The book was adapted to a film in 1997, starring two pops actor Jonathan Pris and Maurice’s James Wilby.
In 1993, Dame Pat published the second book in the trilogy, Eyes in the doorWhich follows William River, who was the first cure psychiatrist at the Crackaghart Hospital in Edinburgh.
He was awarded the Guardian Fiction Award in the same year and won the Booker Award for Fiction in 1995. The Ghost RoadThe third book in the trilogy, which remembers the last months of the war from Billy’s alternative perspective, as he is going to re -connect the war, and William, who struggles with the work he has done to help men injured in the hospital.
Recently, the novelist was shortlisted for a women’s award for fiction in 2019 for his book, Girls silencePart of Troy woman Trillogy, which recalls the lives of women living through the Trojan War.
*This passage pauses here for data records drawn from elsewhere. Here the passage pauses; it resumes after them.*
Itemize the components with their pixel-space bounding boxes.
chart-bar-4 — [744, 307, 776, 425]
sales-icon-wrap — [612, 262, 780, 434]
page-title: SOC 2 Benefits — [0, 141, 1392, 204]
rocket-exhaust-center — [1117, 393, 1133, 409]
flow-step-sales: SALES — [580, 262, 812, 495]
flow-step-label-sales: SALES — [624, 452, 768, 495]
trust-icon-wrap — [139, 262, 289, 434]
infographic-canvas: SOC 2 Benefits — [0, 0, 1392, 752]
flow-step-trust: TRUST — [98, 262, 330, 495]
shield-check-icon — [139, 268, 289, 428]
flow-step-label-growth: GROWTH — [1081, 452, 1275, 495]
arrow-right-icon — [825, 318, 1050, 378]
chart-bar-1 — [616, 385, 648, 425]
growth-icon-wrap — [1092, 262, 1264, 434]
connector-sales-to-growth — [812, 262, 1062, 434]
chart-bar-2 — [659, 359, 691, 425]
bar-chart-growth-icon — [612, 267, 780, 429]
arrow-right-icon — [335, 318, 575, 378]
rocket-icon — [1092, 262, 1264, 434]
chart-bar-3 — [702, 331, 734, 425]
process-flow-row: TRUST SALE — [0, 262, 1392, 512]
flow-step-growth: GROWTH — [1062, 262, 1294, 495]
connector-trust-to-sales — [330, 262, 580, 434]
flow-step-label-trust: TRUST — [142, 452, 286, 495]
This is followed by women from Troy (2021) and The Woys Home (2024), and see the writer in his style, from historical fiction from literature to myth, and writing from the point of view of women rather than characters.
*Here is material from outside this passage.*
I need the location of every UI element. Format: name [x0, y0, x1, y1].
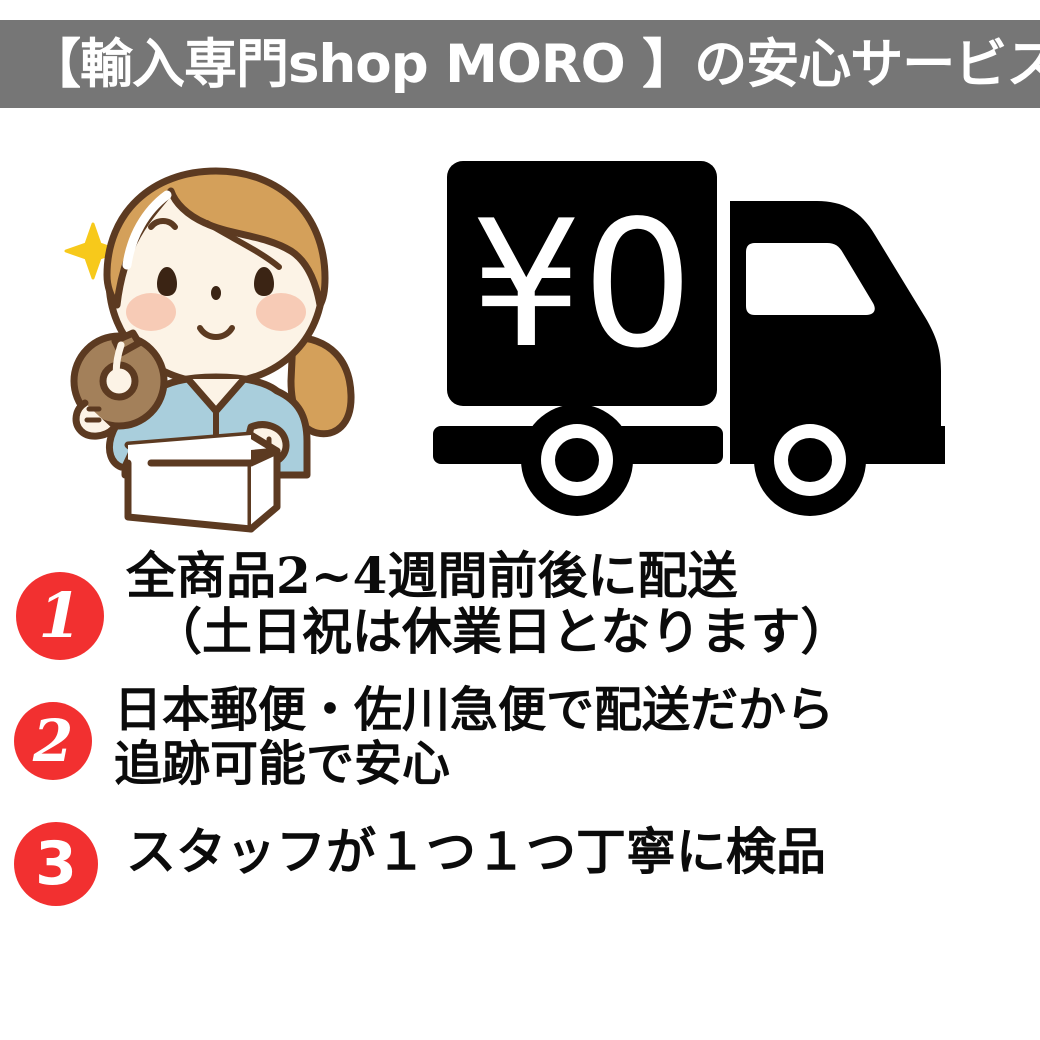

She said: “I wanted to deal with the experience of women, and especially with rape as a weapon of war, because it is actually Trojan Trillji, as it is at this time, and also that there is a modern field of political and legal debate, it also makes rape as a war crime and equal to other war crimes.
“I think this is a fight that is still being fought for women in many ways. And it shades the later life of women, but also of their children, who are very often rape products, and it is difficult for women and children and community that comes from women.
“So it seems as if it is thousands of years ago, but the myth is not really thousands of years ago. Myth is applicable to our lives today, and I always want to bring it out.”
Dame Pat was born in Thornabi-on-Tees, Cleveland, and was mainly raised by his grandparents.
After studying international history at the London School of Economics, he started his writing career in the late 30s and taught history and politics in colleges of further education till 1982.